A construção dramática de Vignatti carece de contundência, bem como de viradas, de subversões capazes de gerar maior impacto. A tentativa de estabelecer o mistério, por exemplo, perde seu fator surpresa devido a soluções triviais e à falta de sutileza na encenação – quando um personagem entra sozinho na mata à procura de um cachorro, seu destino já pode ser antevisto com extrema facilidade, assim como os closes repetitivos no rosto de outra figura secundária em todas as manifestações populares e embates com a polícia deixa claro que ela será fundamental para o desencadeamento de uma tragédia já anunciada. Além disso, por mais que o elenco se mostre empenhado e competente, Vignatti não consegue delinear de modo aprofundado seus personagens, bem como as relações dos mesmos, para garantir a imersão plena do público.
Van Rampelberg, em particular, parece se entregar genuinamente ao papel, contudo, sua disposição acaba se perdendo tanto no desenvolvimento frágil do romance com Ana quanto no aproveitamento aquém do potencial do elemento da perspectiva estrangeira sobre os acontecimentos. A mesma inconsistência se estende ao componente de suspense da trama, já que, no momento de maior elevação, a tensão é quebrada com a inserção de passagens banais de calmaria que contrastam com o peso do ambiente que cerca os personagens.

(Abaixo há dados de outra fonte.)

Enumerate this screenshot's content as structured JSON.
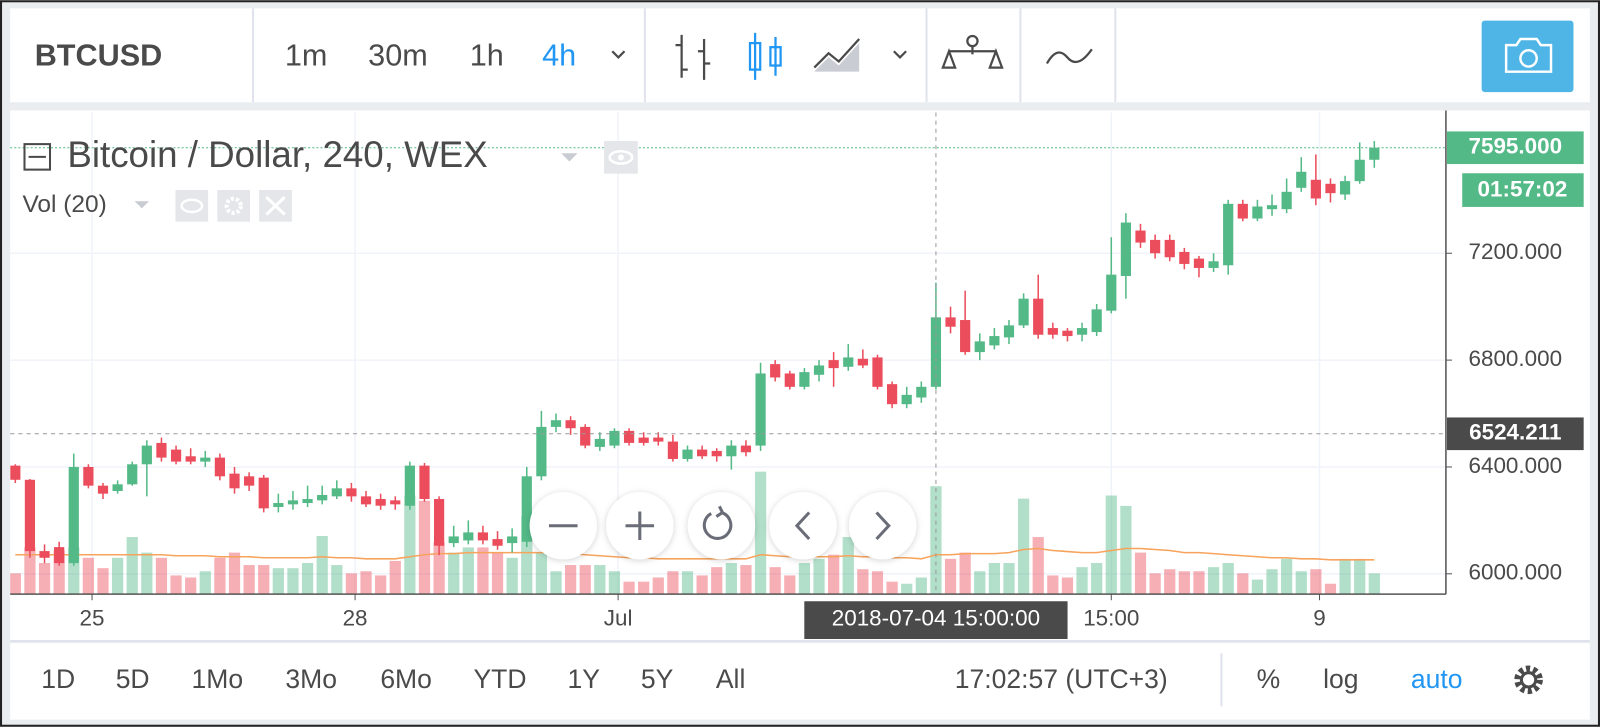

Em meio a tantas possibilidades apenas parcialmente exploradas, as pertinentes questões políticas, sociais, econômicas e ecológicas levantadas pelo roteiro – o desmatamento desmedido, o controle do poder pelas grandes corporações, a exploração das classes baixas, os malefícios do uso de agrotóxicos – não ganham todo o espaço e investigação merecidos.
Ao final, Vignatti busca ainda um caminho poético, não totalmente isento de interesse, utilizando o esporte coletivo, a final de rugby do time do vilarejo contra um da capital, como metáfora para a luta dos pequenos contra os gigantes, da população humilde contra os empresários inescrupulosos. Uma batalha constante e aparentemente imutável, tal qual o curso das águas do rio acompanhado pela câmera do diretor nos planos derradeiros. Entre essa aura alegórica e a urgência dos temas denunciados, A Terra Vermelha se encontra num meio termo, faltando a Vignatti a coragem, e o vigor, para se arriscar, para mergulhar na realidade sem medo de sair sujo, coberto pela lama vermelha que forma o solo de seu cenário, preferindo se refugiar na distância segura e asséptica das intenções louváveis como sustentação de sua proposta.